At least in our experience, the pace of technological and methodological change in spatial data science is such that the gap between what instructors know and what students know is substantial, and in many cases might even be growing. But the differences within individual student cohorts may be greater still, and instructors need to be able to quickly assemble and update a course that meets students where they are rather than where the instructor or institution might wish them to be. At the same time, there is also a strong need to support more open-ended exploration during ‘practicals’ (Unwin 1980), particularly by more advanced students who may ‘tune out’ if progression is overly structured and rigid or just too slow to keep their attention.
The guiding insight behind geopyter is that instruction in programming outside of computer science proceeds from fundamental units of learning typically built around computing concepts (variables, lists/arrays, dictionaries/hashes, functions/subroutines, etc.) to fundamental units of learning built around analytic concepts (cluster analysis, point patterns, spatial autocorrelation, etc.). These units must then be assembled in a way that speaks to the student cohort and its background; we mean this in two ways: first, the examples used must be domain-specific in order to speak to budding geographers, political scientists, historians, etc.; and second, it should be possible to develop courses for different types of cohorts without having to start over from scratch. In other words, how can we enable teachers to reuse many of the building blocks employed in an advanced course for masters students in an introductory course for undergraduates?
Components
From these constraints, it was clear that our system needed to support a compositional, ‘bottom-up’ approach to instructional design. So although the development of a course or class should obviously start out with a clear set of learning aims and outcomes, at a certain point the instructor will be searching for examples and code with which to teach a particular concept: What is a list or dictionary? What is k-means clustering? We settled on the term ‘Atoms’ to refer to these basic instructional units, and much like entries in the atomic table, we felt that they could be grouped together into sets of related concepts: the fundamentals of programming, point pattern analysis, machine learning, etc (Table 1).
Table 1 Overview of system components Each Atom would employ domain-specific illustrative examples and code so as to anchor learning in problems and applications relevant to the learner.Footnote 2 An Atom could start by showing how a list can be used to hold data about cities (e.g. name, country, population), and a subsequent set of ‘cells’ (the basic ‘unit’ of Jupyter a notebook) could build on this with an illustration of how a list-of-lists allows us to add location as a latitude and longitude coordinate pair. We will return to some of the issues that this approach raises in Engagement, but it points to the importance of ensuring a degree of consistency in how the Atoms for a set of closely related topics fit together.

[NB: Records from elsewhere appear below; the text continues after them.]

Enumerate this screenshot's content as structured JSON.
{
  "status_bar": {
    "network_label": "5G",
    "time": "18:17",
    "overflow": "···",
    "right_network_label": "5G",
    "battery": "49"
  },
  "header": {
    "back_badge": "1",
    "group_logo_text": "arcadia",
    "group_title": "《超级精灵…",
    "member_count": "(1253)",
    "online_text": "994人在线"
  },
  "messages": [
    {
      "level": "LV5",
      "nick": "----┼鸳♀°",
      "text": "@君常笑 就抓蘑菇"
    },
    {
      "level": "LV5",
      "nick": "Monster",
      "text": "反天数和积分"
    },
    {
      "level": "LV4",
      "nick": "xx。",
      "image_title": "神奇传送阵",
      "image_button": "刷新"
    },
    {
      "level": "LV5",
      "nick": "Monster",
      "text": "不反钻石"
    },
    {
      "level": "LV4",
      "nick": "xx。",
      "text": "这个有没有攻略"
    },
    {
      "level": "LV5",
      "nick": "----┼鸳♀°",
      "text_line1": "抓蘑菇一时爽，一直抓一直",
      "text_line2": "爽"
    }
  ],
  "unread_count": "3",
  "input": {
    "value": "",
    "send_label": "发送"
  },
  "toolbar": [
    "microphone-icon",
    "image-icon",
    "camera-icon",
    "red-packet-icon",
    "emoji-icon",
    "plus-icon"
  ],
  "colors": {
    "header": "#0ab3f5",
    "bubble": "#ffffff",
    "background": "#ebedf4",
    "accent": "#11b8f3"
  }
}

The purpose of the bottom-up approach is that these units can then be flexibly assembled into Sessions: from the same ingredients (i.e. Atoms), the instructor could create quite different modules by organising and presenting the elements in different ways. Quite simply, we do not want to have to rewrite material for each format (e.g. lecture/practical, ‘flipped’ classroom, or distance learning), but we also need to deal with the fact that different types of scaffolding are required and that the amount of content suitable to a ‘class’ in each of these formats might differ substantially.
Furthermore, sessions designed for experts (e.g. those pursuing continuing online education) might be able to ‘move’ students through many more Atoms of instruction in a single Session than a similarly laid out on designed for first-time programmers in an undergraduate programme. So Sessions need to be able to incorporate Atoms in a way that minimises the level of effort involved in finding the ‘best’ way to, for example, explain the concept of recursion while maximising the ability of the instructor to relate this concept to the students’ practical experience (e.g. by providing a ‘context’ that is anchored in a locally relevant ‘story’ or data).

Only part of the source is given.